Earlier in the year, the government cut $400 million from the early childhood education budget by capping the subsidy for qualified teaching staff. The result will be to systematically underfund centres, forcing them to either withdraw from the 20 hours free scheme so they can charge fees (which is what the government really wants), or offer lower quality education. On an individual level, it means that parents will be forced to pay an extra $40 a week for the same service.

I've blogged elsewhere about why this cut is a bad idea (short version: ECE makes a difference. It levels inequalities. Children who receive it grow up healthier and richer than those who don't - which is an outcome we all have an interest in promoting). But its the latter point which really stinks. Effectively, New Zealand's parents are being asked to pay for a substantial portion of National's tax cuts for the rich. The cuts are effectively a transfer from ordinary parents to a small clique of the uber-wealthy.

Fortunately the victims of this funding cut aren't taking it lying down, and have organised a national protest campaign against it:

This week, 50,000 postcards are being sent to centres around the country for parents to sign and send to the Prime Minister, and Tauranga educators are planning a march for Saturday, August 28, which they hope will attract hundreds of people.

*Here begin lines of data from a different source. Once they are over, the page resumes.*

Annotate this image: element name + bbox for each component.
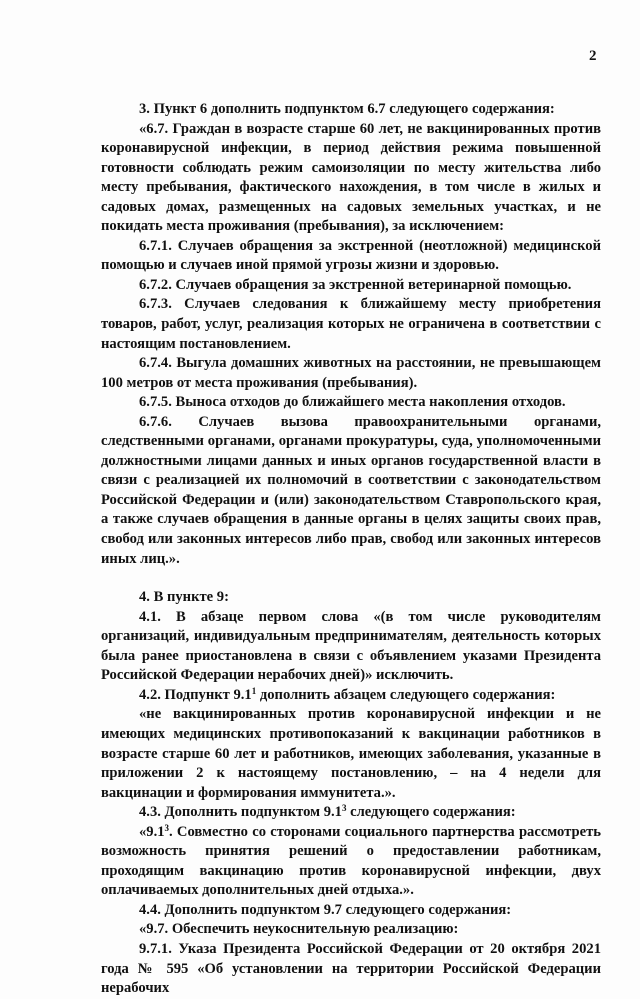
paragraph-4-1: 4.1. В абзаце первом слова «(в том числе руководителям организаций, индивидуальным предпринимателям, деятельность которых была ранее приостановлена в связи с объявлением указами Президента Российской Федерации нерабочих дней)» исключить. — [101, 608, 601, 684]
paragraph-6-7-6: 6.7.6. Случаев вызова правоохранительными органами, следственными органами, органами прокуратуры, суда, уполномоченными должностными лицами данных и иных органов государственной власти в связи с реализацией их полномочий в соответствии с законодательством Российской Федерации и (или) законодательством Ставропольского края, а также случаев обращения в данные органы в целях защиты своих прав, свобод или законных интересов либо прав, свобод или законных интересов иных лиц.». — [101, 413, 601, 567]
paragraph-4-4: 4.4. Дополнить подпунктом 9.7 следующего содержания: — [139, 901, 512, 918]
paragraph-4-3-text-b: следующего содержания: — [346, 804, 516, 821]
paragraph-6-7-5: 6.7.5. Выноса отходов до ближайшего места накопления отходов. — [139, 394, 566, 411]
superscript: 1 — [251, 685, 257, 696]
paragraph-4-2 — [101, 686, 601, 706]
paragraph-6-7: «6.7. Граждан в возрасте старше 60 лет, не вакцинированных против коронавирусной инфекции, в период действия режима повышенной готовности соблюдать режим самоизоляции по месту жительства либо месту пребывания, фактического нахождения, в том числе в жилых и садовых домах, размещенных на садовых земельных участках, и не покидать места проживания (пребывания), за исключением: — [101, 120, 601, 235]
paragraph-4-2-text-a: 4.2. Подпункт 9.1 — [139, 686, 252, 703]
paragraph-item-3: 3. Пункт 6 дополнить подпунктом 6.7 следующего содержания: — [139, 101, 555, 117]
paragraph-6-7-4: 6.7.4. Выгула домашних животных на расстоянии, не превышающем 100 метров от места проживания (пребывания). — [101, 355, 601, 391]
paragraph-4-2-quote: «не вакцинированных против коронавирусной инфекции и не имеющих медицинских противопоказаний к вакцинации работников в возрасте старше 60 лет и работников, имеющих заболевания, указанные в приложении 2 к настоящему постановлению, – на 4 недели для вакцинации и формирования иммунитета.». — [101, 706, 601, 801]
paragraph-spacer — [101, 569, 601, 588]
paragraph-4-2-text-b: дополнить абзацем следующего содержания: — [256, 686, 556, 703]
paragraph-9-1-3 — [101, 823, 601, 901]
paragraph-6-7-1: 6.7.1. Случаев обращения за экстренной (неотложной) медицинской помощью и случаев иной прямой угрозы жизни и здоровью. — [101, 237, 601, 274]
paragraph-4-3 — [101, 803, 601, 823]
paragraph-9-7-1: 9.7.1. Указа Президента Российской Федерации от 20 октября 2021 года № 595 «Об установлении на территории Российской Федерации нерабочих — [101, 940, 601, 997]
paragraph-9-7: «9.7. Обеспечить неукоснительную реализацию: — [139, 921, 459, 938]
page-number: 2 — [589, 48, 597, 64]
paragraph-4-3-text-a: 4.3. Дополнить подпунктом 9.1 — [139, 804, 342, 821]
paragraph-9-1-3-text-b: . Совместно со сторонами социального партнерства рассмотреть возможность принятия решений о предоставлении работникам, проходящим вакцинацию против коронавирусной инфекции, двух оплачиваемых дополнительных дней отдыха.». — [101, 823, 601, 899]
superscript: 3 — [164, 822, 170, 833]
document-body — [101, 100, 601, 999]
superscript: 3 — [341, 803, 347, 814]
paragraph-6-7-2: 6.7.2. Случаев обращения за экстренной ветеринарной помощью. — [139, 276, 572, 293]
paragraph-item-4: 4. В пункте 9: — [139, 589, 229, 606]
paragraph-9-1-3-text-a: «9.1 — [139, 823, 165, 840]
paragraph-6-7-3: 6.7.3. Случаев следования к ближайшему месту приобретения товаров, работ, услуг, реализация которых не ограничена в соответствии с настоящим постановлением. — [101, 296, 601, 352]
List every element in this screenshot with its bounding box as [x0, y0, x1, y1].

In South Auckland, Finlayson Park Childcare Centre staff and children have created large canvas artworks which parents yesterday wrote messages on and plan to send to representatives of the National, Labour and Maori parties.

The messages included comments such as: "Everybody deserves the best possible start and this is where it begins - early childhood education."

This is something we should all support. Even those of us who aren't parents and never intend to be have an interest in ensuring that children get the best possible start in life.

Meanwhile, National has made an enemy of every parent and future parent in New Zealand with this policy. And its worth remembering that under MMP, even the strongest government is only 5% and a coalition realignment away from opposition. The parents of the 93,000 children affected by this cut are that 5%, right there. The real way to stand up for ECE is at the ballot-box next year.